GDPRRight of Access

The right of access plays a central role in the General Data Protection Regulation. On the one hand, as soon as the right of access becomes possible, further rights (such as authorisation and erasure) must apply. On the other hand, information that is omitted or incomplete is subject to fine.

The answer to a request for information includes two stages. First, the responsible person must check whether any personal data of the person seeking information is being processed at all. In this case, one must report a positive or negative result. Should the answer be positive, the second stage includes a bandwidth of information. The right of access includes information about the processing purposes, the processing category of personal data, the receiver or categories of receivers, the planned duration of storage or criteria for their definition, information about the rights of those impacted such as correction, erasure or restrictions to processing, the right to object to this processing, instructions on the complaint rights to the authorities, information about the origin of the data, as long as these were not given by the person himself, and any existence of an automated decision-taking process, including profiling with meaningful information about the logic involved as well as the implications and intended effects of such procedures. Last but not least, if the personal data is transmitted to an unsecure third country, they must be informed of all suitable guarantees which were made.

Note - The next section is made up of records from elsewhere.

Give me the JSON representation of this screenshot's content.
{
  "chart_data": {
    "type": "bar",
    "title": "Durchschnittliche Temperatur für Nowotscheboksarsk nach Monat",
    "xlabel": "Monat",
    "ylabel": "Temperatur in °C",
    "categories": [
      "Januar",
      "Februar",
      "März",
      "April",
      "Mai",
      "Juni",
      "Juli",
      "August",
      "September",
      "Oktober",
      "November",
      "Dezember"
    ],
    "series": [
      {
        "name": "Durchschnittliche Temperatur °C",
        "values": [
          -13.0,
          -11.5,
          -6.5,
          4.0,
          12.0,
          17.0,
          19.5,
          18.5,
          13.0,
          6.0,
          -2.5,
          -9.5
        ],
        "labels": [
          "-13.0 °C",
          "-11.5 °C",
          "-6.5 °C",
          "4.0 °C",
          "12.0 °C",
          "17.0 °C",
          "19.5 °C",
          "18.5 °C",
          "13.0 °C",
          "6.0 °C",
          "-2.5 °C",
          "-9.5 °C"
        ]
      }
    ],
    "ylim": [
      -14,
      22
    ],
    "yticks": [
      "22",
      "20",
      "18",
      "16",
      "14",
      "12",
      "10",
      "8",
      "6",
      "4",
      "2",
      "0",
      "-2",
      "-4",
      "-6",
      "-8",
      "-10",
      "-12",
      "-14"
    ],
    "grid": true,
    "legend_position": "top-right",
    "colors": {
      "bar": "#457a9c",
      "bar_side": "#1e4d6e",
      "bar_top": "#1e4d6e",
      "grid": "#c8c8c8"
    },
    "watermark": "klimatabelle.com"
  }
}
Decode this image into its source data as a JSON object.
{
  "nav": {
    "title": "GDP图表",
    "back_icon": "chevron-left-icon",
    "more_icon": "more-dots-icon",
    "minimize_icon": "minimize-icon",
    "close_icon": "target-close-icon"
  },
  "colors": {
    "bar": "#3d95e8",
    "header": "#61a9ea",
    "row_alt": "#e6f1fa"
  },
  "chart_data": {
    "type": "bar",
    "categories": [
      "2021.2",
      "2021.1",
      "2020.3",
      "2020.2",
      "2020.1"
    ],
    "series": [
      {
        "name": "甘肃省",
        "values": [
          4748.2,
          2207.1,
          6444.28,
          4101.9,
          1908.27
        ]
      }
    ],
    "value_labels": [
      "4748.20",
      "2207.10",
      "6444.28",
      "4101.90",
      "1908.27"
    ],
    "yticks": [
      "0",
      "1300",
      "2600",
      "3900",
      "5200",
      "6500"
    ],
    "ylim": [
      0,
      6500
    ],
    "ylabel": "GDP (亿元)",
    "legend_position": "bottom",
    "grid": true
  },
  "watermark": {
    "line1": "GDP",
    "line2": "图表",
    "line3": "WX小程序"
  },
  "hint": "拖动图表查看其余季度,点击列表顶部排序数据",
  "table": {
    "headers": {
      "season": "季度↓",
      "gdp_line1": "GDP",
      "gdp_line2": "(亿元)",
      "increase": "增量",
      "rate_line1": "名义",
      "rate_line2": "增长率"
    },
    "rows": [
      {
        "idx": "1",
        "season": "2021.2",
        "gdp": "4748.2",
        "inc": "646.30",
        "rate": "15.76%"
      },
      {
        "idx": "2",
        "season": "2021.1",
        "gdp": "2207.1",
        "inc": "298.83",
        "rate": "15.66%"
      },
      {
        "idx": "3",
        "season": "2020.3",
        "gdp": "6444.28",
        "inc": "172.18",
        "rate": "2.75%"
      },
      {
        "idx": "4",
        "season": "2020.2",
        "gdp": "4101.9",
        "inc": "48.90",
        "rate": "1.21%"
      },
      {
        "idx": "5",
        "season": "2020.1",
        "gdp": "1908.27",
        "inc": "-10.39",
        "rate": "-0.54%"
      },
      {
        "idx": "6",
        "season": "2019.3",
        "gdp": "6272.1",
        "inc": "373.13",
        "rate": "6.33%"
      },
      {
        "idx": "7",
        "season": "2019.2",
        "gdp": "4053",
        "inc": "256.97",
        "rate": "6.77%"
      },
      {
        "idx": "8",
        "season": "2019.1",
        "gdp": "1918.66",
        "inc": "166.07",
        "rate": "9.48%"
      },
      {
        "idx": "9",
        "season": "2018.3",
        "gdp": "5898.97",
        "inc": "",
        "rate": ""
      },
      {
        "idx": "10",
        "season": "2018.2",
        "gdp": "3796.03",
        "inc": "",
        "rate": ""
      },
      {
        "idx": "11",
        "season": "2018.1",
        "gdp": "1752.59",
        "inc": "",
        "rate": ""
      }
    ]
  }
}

Information can be transmitted to the impacted person as per Art. 12 para. 1 sentences 2 and 3 of the GDPR depending upon the facts in writing, electronically or verbally. According to the Art. 12(3) Information must be communicated quickly but at latest within one month. Only in justified exceptional cases may this one-month deadline be exceeded. The information is, as a rule, given without payment. If, in addition, further copies are requested, one can request a reasonable payment which reflects administrative costs. In addition, the responsible party can also refuse granting information to an affected person in the case of unjustified or excessive requests. Responsible parties additionally have the right, if there is a large volume of information about the impacted person being processed, that they share their right of access regarding processing or information.